When compared with other instruments, property provides a level of consistency that far exceeds the rest.
There are very few truly proven investment instruments that can deliver consistent performance over a long period of time – something absolutely crucial to growing a retirement asset portfolio. Building a retirement plan on high volatility instruments is akin to building your house on shifting sand. Eventually a storm will collapse it. These instruments are better suited to speculative strategies than long term hold. Such volatile instruments will also require a significant amount of attention which many investors don’t have the time for.
Hence, most would delegate the responsibility to advisers and planners. In our experience, the results of such delegation have been mixed at best and more often than not, less than desirable, not due to a lack of competency, but more because of the increased volatility seen in today’s market.

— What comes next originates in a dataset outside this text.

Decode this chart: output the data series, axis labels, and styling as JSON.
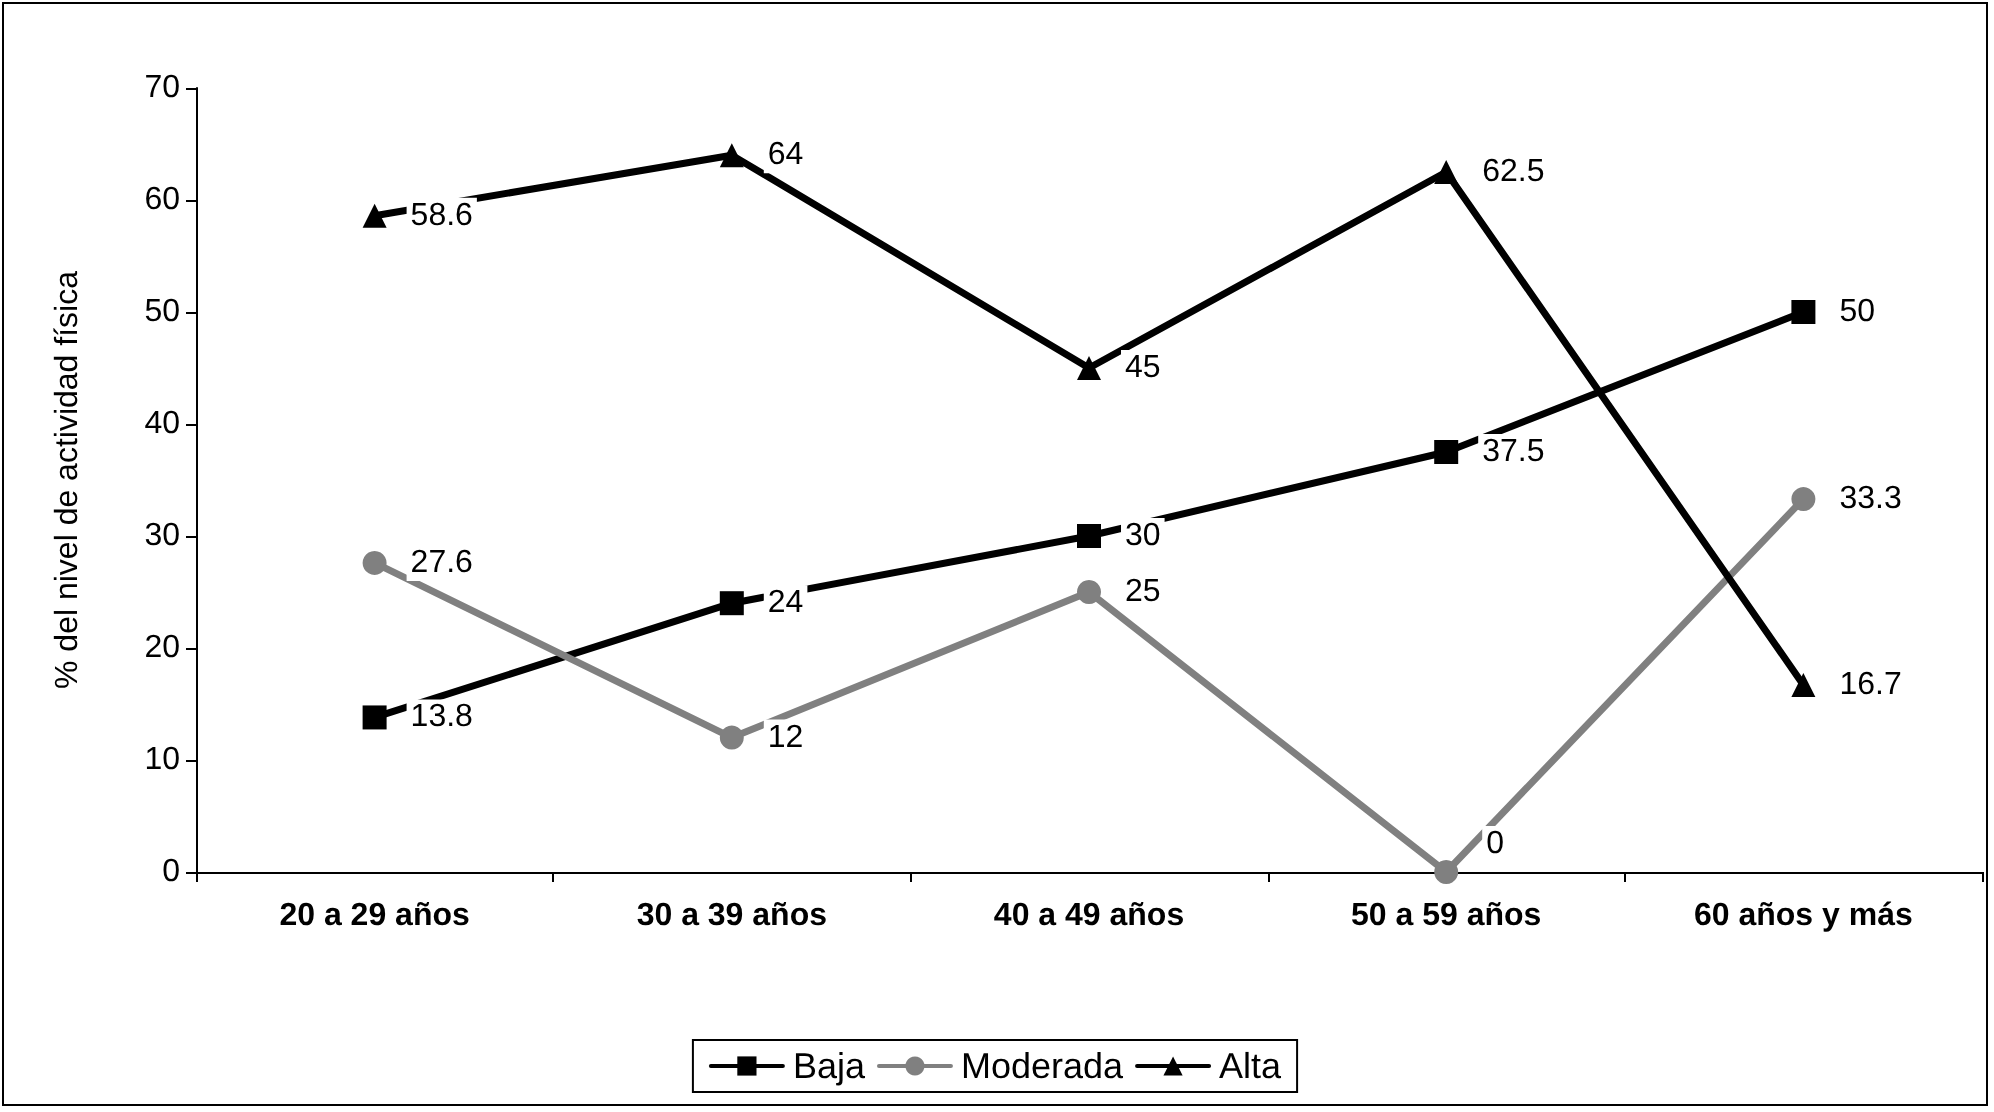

The volatility of the instruments also leads to another major concern – inability to support significant leveraging. Without leveraging, the returns on investment will be too weak to build towards a significant portfolio over a reasonable period of time.
Suppose an annual income of $60,000 (inflation taken into consideration) is required in 20 years’ time for retirement, representing a 3% yield on a $2 mil portfolio. If you were to start with $200,000, a 5% consistent growth over 20 years will only get you to about $530,000. To achieve $2 mil, investors would have to take on higher risk/return instruments, put in a lot more money at the start or stretch the investment tenure – all of which are risky and unappealing options. While you may argue that 3% yield and 5% growth are low, remember we are talking about consistency, stability, low risks and over a 20-year period.